The Secret World of Arrietty | Film review
Hayao Miyazaki and Mary Norton make an appealing combination.

The Secret World of Arrietty
The Secret World of Arrietty is a simpler and more accessible creation than most of what we’ve seen stateside from Japan’s Studio Ghibli. Based on Mary Norton’s celebrated children’s novel The Borrowers, it’s credited with “planning and scripting” by animator Hayao Miyazaki and has been directed by one of Miyazaki’s longtime collaborators. If it lacks the freedom and surreality one finds in such Miyazaki films as Spirited Away and Howl’s Moving Castle, it goes down more smoothly as storytelling, with a straightforward adventure plot that gives it near-universal appeal.

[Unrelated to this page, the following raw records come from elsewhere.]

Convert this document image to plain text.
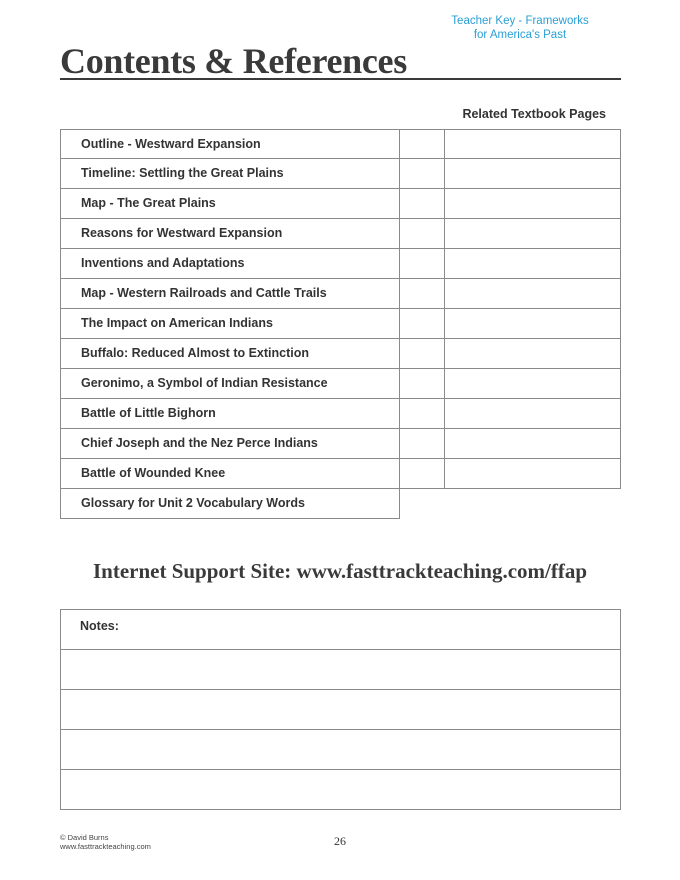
Teacher Key - Frameworks
for America's Past
Contents & References
Related Textbook Pages
Outline - Westward Expansion
Timeline: Settling the Great Plains
Map - The Great Plains
Reasons for Westward Expansion
Inventions and Adaptations
Map - Western Railroads and Cattle Trails
The Impact on American Indians
Buffalo: Reduced Almost to Extinction
Geronimo, a Symbol of Indian Resistance
Battle of Little Bighorn
Chief Joseph and the Nez Perce Indians
Battle of Wounded Knee
Glossary for Unit 2 Vocabulary Words
Internet Support Site: www.fasttrackteaching.com/ffap
Notes:
© David Burns
www.fasttrackteaching.com	26
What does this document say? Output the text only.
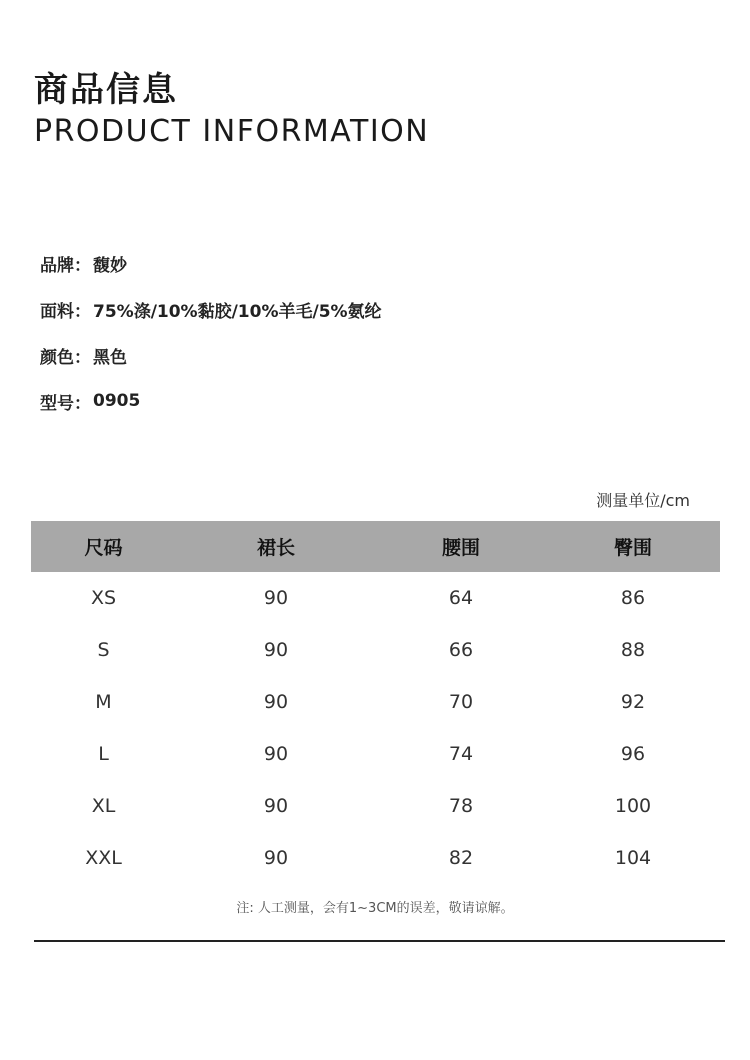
商品信息
PRODUCT INFORMATION
品牌： 馥妙
面料： 75%涤/10%黏胶/10%羊毛/5%氨纶
颜色： 黑色
型号： 0905
测量单位/cm
尺码	裙长	腰围	臀围
XS	90	64	86
S	90	66	88
M	90	70	92
L	90	74	96
XL	90	78	100
XXL	90	82	104
注: 人工测量，会有1~3CM的误差，敬请谅解。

The material is ideally suited for animation. A “borrower,” or tiny human, Arrietty (Bridgit Mendler) lives below the floorboards of a country house with her mother (Amy Poehler) and father (Will Arnett). She’s experiencing the first pangs of teenage rebellion, and the arrival of a sickly human boy (David Henrie) only stokes her sense of curiosity and adventure. Her mischief making keeps the suspense level high, but the film’s pleasures also derive from its sights: Arrietty and her father climbing treacherous loose nails on a sugar-hunting mission, the young girl hastily jimmying open a window that has a bolt as big as she is. A hit in Japan, the movie gives the slight sense of being a calculated crossover, but this is the sort of poignant charmer Disney has forgotten how to make.